Winkler David A
CSIRO Manufacturing Flagship, Bag 10 Clayton South MDC 3169 Australia; Monash Institute of Pharmaceutical Sciences, 392 Royal Parade, Parkville 3052, Australia; Latrobe Institute for Molecular Science, Bundoora 3083, Australia; School of Chemical and Physical Sciences, Flinders University, Bedford Park 5042, Australia.
Toxicol Appl Pharmacol. 2016 May 15;299:96-100. doi: 10.1016/j.taap.2015.12.016. Epub 2015 Dec 23.

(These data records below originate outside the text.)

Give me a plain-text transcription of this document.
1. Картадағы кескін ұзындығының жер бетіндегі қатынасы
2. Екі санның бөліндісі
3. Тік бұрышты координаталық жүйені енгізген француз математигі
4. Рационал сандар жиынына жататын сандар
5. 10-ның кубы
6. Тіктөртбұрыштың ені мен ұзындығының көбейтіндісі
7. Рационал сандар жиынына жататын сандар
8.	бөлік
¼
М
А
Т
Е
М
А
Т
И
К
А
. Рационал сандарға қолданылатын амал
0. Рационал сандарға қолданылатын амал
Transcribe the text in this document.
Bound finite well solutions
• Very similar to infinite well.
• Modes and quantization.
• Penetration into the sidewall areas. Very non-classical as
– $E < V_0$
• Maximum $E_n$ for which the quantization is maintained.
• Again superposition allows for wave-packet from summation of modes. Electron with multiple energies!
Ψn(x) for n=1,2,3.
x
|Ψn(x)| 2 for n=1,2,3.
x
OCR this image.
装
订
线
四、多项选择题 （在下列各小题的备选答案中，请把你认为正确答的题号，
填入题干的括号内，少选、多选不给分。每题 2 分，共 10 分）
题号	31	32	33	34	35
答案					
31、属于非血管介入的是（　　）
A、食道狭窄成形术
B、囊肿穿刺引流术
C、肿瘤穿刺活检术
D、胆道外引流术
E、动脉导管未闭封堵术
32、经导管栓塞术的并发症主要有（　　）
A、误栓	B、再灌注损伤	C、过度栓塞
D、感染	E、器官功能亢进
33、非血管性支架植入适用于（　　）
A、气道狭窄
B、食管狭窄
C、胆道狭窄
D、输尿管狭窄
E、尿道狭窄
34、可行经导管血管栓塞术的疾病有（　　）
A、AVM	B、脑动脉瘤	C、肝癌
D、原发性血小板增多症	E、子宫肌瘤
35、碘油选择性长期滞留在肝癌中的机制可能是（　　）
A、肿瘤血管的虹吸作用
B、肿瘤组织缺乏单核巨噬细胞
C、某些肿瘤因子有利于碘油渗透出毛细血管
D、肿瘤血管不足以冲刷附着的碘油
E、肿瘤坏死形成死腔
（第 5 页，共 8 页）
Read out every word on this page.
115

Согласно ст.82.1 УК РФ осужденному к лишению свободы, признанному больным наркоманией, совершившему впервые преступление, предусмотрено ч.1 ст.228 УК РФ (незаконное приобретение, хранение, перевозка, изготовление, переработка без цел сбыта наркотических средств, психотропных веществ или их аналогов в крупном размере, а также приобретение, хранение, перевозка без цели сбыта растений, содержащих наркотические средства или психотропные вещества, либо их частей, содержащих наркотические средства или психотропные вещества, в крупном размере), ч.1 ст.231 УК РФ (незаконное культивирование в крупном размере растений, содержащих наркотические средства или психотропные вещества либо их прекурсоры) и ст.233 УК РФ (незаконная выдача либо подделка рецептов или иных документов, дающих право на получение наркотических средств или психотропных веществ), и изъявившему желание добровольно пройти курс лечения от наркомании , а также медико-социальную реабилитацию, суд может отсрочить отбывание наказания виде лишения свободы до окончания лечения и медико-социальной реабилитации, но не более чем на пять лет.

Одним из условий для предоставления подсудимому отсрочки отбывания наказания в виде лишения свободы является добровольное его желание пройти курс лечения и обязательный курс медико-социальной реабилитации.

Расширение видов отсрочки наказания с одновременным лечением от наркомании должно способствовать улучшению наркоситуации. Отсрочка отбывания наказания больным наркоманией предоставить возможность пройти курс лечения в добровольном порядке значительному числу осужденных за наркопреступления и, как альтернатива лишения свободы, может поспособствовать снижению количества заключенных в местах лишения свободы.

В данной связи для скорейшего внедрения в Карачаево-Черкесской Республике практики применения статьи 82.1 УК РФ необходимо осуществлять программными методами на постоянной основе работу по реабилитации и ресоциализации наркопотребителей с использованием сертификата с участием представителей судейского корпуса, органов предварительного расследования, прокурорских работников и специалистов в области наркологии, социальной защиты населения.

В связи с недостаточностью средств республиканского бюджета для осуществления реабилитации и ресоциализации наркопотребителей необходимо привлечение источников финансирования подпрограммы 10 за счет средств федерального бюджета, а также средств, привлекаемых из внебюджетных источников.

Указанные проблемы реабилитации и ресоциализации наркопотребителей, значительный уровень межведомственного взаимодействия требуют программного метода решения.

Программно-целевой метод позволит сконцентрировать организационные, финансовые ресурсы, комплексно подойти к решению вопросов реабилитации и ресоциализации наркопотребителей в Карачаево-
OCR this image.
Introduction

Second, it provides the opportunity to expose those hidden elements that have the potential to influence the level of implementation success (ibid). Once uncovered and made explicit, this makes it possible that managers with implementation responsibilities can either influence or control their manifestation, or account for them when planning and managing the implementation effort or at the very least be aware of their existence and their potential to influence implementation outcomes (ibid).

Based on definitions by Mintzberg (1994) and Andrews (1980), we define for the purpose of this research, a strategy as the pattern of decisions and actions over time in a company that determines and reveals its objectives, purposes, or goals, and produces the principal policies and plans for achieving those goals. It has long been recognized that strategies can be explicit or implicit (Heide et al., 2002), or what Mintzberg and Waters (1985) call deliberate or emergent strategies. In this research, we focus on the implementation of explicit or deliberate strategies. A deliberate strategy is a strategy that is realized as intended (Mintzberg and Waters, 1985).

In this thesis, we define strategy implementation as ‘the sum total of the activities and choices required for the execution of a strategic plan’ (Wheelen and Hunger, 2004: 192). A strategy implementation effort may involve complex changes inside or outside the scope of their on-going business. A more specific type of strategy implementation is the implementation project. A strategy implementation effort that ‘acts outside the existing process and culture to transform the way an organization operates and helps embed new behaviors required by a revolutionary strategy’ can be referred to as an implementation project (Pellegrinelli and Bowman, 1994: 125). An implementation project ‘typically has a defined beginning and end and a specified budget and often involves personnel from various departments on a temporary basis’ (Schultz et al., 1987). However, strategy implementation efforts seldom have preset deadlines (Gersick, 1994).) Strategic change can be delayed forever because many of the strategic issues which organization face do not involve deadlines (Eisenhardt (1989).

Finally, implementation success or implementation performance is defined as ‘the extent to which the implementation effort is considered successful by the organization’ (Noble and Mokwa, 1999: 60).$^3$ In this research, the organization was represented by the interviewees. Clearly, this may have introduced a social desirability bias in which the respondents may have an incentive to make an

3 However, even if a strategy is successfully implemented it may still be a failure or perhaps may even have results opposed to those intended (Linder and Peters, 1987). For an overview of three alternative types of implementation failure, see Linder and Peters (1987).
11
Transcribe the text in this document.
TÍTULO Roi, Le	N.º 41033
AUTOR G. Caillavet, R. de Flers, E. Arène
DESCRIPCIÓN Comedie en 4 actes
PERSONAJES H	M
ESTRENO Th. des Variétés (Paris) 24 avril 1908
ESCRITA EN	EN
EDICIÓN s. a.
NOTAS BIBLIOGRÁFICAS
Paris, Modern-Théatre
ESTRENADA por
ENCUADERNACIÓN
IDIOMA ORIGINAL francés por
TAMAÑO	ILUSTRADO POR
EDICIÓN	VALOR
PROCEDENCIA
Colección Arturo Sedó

Nanomaterials research is one of the fastest growing contemporary research areas. The unprecedented properties of these materials have meant that they are being incorporated into products very quickly. Regulatory agencies are concerned they cannot assess the potential hazards of these materials adequately, as data on the biological properties of nanomaterials are still relatively limited and expensive to acquire. Computational modelling methods have much to offer in helping understand the mechanisms by which toxicity may occur, and in predicting the likelihood of adverse biological impacts of materials not yet tested experimentally. This paper reviews the progress these methods, particularly those QSAR-based, have made in understanding and predicting potentially adverse biological effects of nanomaterials, and also the limitations and pitfalls of these methods.
纳米材料研究是当代发展最快的研究领域之一。这些材料前所未有的特性意味着它们正迅速被纳入产品中。监管机构担心他们无法充分评估这些材料的潜在危害,因为关于纳米材料生物学特性的数据仍然相对有限且获取成本高昂。计算建模方法在帮助理解毒性可能发生的机制以及预测尚未经过实验测试的材料产生不良生物影响的可能性方面有很大作用。本文综述了这些方法,特别是基于定量构效关系(QSAR)的方法,在理解和预测纳米材料潜在不良生物效应方面取得的进展,以及这些方法的局限性和缺陷。